Я очнулся и, наставив двустволку на самую крупную зверюгу, потянул спусковой крючок. Боек щелкнул негромко. Выстрела не было. Я дернул второй – осечка. Видно, патроны отсырели. Перезарядить было нечем.
Один из псов повернулся к Женьке.
– Уходи! – сказал я. – Только не беги, а то на тебя первого нападут…
И Женька стал отходить – спиной назад, не спуская глаз с тварей. А я остался и смотрел на него.
– Я сейчас… Я вернусь! С подкреплением! – бормотал Женька.
Было очень хорошо ясно, что не успеет он привести никакое подкрепление. Он это знал, и я знал. Когда я просил его уйти, во мне копошилась мыслишка: а вдруг он не сбежит? Вдруг что-то придумает?! И когда он все-таки послушался меня, стало обидно.
Тот зверь, которому я собирался картечью снести башку, сделал шаг вперед, задрал морду к звездам и хрипло взвыл.
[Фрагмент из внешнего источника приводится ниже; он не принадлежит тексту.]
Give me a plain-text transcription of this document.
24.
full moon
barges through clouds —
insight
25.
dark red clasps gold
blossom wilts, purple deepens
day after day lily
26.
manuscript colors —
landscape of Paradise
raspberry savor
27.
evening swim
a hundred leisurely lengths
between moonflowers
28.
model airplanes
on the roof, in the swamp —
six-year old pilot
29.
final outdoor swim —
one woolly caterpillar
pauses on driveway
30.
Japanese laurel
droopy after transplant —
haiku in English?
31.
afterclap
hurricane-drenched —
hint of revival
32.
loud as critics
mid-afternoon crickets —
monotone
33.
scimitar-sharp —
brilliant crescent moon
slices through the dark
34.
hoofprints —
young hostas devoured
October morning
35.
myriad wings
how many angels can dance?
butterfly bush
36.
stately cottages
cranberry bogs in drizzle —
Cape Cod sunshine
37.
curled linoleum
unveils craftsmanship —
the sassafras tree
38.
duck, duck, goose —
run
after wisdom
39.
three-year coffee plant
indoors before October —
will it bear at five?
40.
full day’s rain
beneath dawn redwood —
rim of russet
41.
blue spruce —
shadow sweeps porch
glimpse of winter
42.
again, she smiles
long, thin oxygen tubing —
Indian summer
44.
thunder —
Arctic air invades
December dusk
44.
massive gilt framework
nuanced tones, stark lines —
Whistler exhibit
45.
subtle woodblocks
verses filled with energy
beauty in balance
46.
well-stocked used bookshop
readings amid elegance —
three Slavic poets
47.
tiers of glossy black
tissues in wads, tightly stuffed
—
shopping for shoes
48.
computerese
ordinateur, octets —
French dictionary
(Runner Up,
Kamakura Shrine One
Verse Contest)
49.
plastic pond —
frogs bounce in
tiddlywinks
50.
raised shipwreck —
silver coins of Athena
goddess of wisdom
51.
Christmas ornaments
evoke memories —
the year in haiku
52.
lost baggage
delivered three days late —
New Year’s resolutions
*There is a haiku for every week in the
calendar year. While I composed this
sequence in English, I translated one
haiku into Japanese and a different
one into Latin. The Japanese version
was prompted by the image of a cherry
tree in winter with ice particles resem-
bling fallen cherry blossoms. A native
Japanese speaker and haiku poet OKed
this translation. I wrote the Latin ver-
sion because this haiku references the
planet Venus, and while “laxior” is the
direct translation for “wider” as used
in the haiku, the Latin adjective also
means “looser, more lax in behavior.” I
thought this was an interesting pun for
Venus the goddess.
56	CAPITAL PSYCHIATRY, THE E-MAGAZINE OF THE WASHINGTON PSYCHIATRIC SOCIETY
Стая поползла ко мне, прижимаясь к корке асфальта, готовясь прыгать.
И тут над черным лесом, над растерзанными домами, надо всей окоченевшей планетой раздался вдруг такой вой, от которого захотелось не бежать даже, а упасть лицом в землю и лежать тихонько, шепотом умоляя о пощаде. Я прежде такого не слышал.
Один из псов молча метнулся на меня.
* * *
Они стояли внизу, у гермоворот, и спорили. Им не хватило ни мужества, чтобы выглянуть и убедиться, что меня разорвали в клочья, ни трусости, чтобы бежать к своим родителям на ВДНХ. Им ведь было куда бежать.
– Как это? – вылупился на меня Женька.
Я пожал плечами.
– Сколько времени меня не было?
– Минут пятнадцать… Как… Как ты от них?.. Артем…
– Не помню. – Я снова втянул голову. – Всего пятнадцать минут?
Мне казалось – весь наш поход, и ржавый выцветший киоск, и собачья охота – все это случилось вчера. Будто я целую ночь проспал.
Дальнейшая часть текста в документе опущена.